La Argentina e Italia tienen hoy la posibilidad de configurar nuevas relaciones. Con el PD en el gobierno podemos trazar el mapa de un camino común que lleve al crecimiento de nuestros pueblos. Así como la experiencia argentina, junto a su pujanza presente y futura, son un aporte y una vía de salida para la crisis italiana –por los mercados que abre, las materias primas que puede ofrecer, la experiencia social asociada a la formación de sus profesionales, etc.–, de igual manera Italia puede ofrecer los avances tecnológicos que aún nos faltan, su experiencia en redes de pymes y distritos industriales, etc.

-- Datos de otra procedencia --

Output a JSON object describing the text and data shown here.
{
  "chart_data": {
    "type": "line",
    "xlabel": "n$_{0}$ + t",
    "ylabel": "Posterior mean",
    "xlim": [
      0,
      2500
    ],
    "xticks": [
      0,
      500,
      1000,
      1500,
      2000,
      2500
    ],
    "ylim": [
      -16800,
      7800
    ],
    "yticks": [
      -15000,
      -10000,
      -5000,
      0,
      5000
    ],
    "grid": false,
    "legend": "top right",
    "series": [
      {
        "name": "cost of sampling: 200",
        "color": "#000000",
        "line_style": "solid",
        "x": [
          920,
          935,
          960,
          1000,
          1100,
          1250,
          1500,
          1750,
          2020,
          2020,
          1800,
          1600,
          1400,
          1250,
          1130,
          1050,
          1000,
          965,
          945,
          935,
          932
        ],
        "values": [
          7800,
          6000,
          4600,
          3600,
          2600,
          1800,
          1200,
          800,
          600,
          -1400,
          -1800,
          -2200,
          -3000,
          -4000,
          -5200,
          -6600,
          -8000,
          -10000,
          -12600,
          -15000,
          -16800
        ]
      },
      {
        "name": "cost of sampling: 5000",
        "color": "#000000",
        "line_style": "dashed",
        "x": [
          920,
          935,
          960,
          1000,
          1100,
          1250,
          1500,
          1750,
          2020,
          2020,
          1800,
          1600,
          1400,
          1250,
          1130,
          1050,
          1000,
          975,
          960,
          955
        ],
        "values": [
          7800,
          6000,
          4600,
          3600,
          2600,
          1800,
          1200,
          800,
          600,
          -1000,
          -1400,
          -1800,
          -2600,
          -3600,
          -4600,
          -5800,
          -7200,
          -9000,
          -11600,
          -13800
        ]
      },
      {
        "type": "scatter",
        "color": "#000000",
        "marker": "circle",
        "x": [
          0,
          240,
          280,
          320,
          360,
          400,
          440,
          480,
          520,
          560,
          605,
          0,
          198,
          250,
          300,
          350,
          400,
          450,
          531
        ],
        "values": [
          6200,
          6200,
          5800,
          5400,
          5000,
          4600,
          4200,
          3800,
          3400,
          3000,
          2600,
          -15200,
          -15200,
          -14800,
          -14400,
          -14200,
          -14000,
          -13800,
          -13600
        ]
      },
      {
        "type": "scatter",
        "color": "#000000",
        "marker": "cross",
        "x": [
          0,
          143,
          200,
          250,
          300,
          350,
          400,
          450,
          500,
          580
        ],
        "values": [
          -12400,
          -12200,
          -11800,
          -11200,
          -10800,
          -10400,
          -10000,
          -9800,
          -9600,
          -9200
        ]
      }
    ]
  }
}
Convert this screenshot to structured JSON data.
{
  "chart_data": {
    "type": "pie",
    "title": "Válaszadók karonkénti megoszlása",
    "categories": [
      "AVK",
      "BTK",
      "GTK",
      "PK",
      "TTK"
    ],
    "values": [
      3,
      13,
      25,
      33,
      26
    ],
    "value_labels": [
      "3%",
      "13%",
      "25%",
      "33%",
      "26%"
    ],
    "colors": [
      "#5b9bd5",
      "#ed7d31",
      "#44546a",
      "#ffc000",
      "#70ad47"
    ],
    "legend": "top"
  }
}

La balanza de los intercambios y las relaciones internacionales puede equilibrarse hacia relaciones simétricas si todos hacemos el esfuerzo.
Argentina y Latinoamérica han aprendido en estos últimos años a reinventarse con el fin de proporcionar una mejor vida a sus habitantes. Es momento de incluir en esa reinvención una nueva configuración en el vínculo con Italia. La labor inmediata de los ítalo-argentinos está puesta en nuestro voto.